I have a scenario for creating spectrum table in redshift using matillion. my CSV file data is like this:-

column1,column2,column3
abc,"qwety,pqr",xyz

but in spectrum table i am seeing data as

column1 column2 column3
abc qwerty pqr

Matillion is not taking quotes value as one. can you please suggest how to achieve this using matillion's EXTERNAL TABLE component.

Babbi
  • 65
  • 1
  • 2
  • 11

1 Answers1

0

Basically you would like to specify a quote parameter for your CSV data.

Redshift has 2 ways of specifying external tables (see Redshift Docs for reference):

  • using the default built-in SerDes and properties like ROW FORMAT DELIMITED, FIELDS TERMINATED BY
  • explicitly specifying a SerDe with ROW FORMAT SERDE, WITH SERDEPROPERTIES

I don't think it's possible to specify a quote parameter using the built-in SerDes.

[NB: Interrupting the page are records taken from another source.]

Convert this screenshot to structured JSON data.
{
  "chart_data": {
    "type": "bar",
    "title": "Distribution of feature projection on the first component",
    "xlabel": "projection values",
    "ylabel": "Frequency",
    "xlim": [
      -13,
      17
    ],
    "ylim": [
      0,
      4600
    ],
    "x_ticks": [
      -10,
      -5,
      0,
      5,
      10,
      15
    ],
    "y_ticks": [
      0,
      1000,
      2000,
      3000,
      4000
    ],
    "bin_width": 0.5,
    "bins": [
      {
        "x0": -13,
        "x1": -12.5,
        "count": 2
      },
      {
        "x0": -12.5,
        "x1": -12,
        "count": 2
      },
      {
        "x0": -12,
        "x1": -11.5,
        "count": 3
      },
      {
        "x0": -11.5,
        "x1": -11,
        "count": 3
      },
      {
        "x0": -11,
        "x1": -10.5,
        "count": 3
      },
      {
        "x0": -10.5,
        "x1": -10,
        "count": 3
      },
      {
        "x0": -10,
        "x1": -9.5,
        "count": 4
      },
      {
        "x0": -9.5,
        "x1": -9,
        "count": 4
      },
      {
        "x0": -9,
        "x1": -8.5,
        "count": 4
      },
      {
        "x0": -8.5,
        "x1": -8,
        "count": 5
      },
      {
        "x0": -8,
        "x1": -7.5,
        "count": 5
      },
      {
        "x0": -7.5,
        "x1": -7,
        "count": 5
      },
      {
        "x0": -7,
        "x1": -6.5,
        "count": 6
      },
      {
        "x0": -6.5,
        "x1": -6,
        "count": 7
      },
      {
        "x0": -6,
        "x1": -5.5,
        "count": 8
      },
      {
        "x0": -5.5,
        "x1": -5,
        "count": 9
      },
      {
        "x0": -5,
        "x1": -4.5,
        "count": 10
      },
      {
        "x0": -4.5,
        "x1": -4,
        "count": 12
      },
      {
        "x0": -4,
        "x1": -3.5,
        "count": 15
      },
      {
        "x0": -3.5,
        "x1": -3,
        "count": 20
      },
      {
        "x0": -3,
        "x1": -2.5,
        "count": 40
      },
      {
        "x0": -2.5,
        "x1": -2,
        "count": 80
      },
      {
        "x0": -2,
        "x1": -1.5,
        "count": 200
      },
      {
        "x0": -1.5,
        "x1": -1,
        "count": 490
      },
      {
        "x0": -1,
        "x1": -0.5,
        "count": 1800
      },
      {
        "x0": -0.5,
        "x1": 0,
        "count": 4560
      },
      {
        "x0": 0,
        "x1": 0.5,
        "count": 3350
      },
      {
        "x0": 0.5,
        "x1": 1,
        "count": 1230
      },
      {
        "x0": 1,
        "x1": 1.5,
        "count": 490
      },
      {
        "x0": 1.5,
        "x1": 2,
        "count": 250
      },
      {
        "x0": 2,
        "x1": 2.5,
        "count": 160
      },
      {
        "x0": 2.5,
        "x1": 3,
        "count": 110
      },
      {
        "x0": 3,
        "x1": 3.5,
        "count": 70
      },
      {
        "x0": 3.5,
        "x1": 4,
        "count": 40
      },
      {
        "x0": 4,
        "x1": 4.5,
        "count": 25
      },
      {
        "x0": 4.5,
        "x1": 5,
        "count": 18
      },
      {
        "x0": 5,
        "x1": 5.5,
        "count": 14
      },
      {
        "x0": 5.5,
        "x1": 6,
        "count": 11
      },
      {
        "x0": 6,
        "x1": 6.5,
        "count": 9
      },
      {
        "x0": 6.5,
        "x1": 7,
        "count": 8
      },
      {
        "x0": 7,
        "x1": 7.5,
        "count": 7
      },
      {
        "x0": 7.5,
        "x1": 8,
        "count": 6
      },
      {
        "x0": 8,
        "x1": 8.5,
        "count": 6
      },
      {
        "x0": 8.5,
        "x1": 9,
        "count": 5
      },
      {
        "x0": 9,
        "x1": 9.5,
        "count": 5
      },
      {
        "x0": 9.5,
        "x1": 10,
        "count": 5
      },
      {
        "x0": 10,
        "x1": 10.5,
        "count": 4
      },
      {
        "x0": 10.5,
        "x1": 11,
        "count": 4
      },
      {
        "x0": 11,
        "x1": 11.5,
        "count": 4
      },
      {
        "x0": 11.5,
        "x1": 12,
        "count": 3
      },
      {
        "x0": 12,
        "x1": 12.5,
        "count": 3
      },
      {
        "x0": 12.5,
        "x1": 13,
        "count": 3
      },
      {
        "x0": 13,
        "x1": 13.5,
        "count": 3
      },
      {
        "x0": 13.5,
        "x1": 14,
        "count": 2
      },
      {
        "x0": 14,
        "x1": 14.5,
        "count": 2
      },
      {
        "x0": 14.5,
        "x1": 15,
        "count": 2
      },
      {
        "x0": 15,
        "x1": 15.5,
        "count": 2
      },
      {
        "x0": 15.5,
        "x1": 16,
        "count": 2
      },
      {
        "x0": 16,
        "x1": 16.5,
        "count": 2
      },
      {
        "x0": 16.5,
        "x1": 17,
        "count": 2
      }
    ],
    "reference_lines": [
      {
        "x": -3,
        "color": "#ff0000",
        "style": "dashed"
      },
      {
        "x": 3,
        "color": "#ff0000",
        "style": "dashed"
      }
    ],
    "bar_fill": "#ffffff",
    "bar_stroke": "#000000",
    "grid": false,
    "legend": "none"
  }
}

It is possible to specify them using org.apache.hadoop.hive.serde2.OpenCSVSerde (look here for details on it's properties), but beware that there are know problems with it, as one described in this SO question.

Now for Metillion:

I have never used Matillion, but looking at their Redshift External Table documentation page, looks like it's only possible to specify the FORMAT and the FIELD TERMINATOR, but not to specify a SerDe and it's properties, hence it's not possible to specify the quote parameters for the external table - unless there are some undocumented means to specify a custom SerDe.

Personal note: We have experienced many problems with ingesting data stored as CSV, and we basically try to avoid it. There's no standard for CSV, each tool implements it's own version of support for it, and it's very difficult convince all your tools to see data the same way.

botchniaque
  • 4,698
  • 3
  • 35
  • 63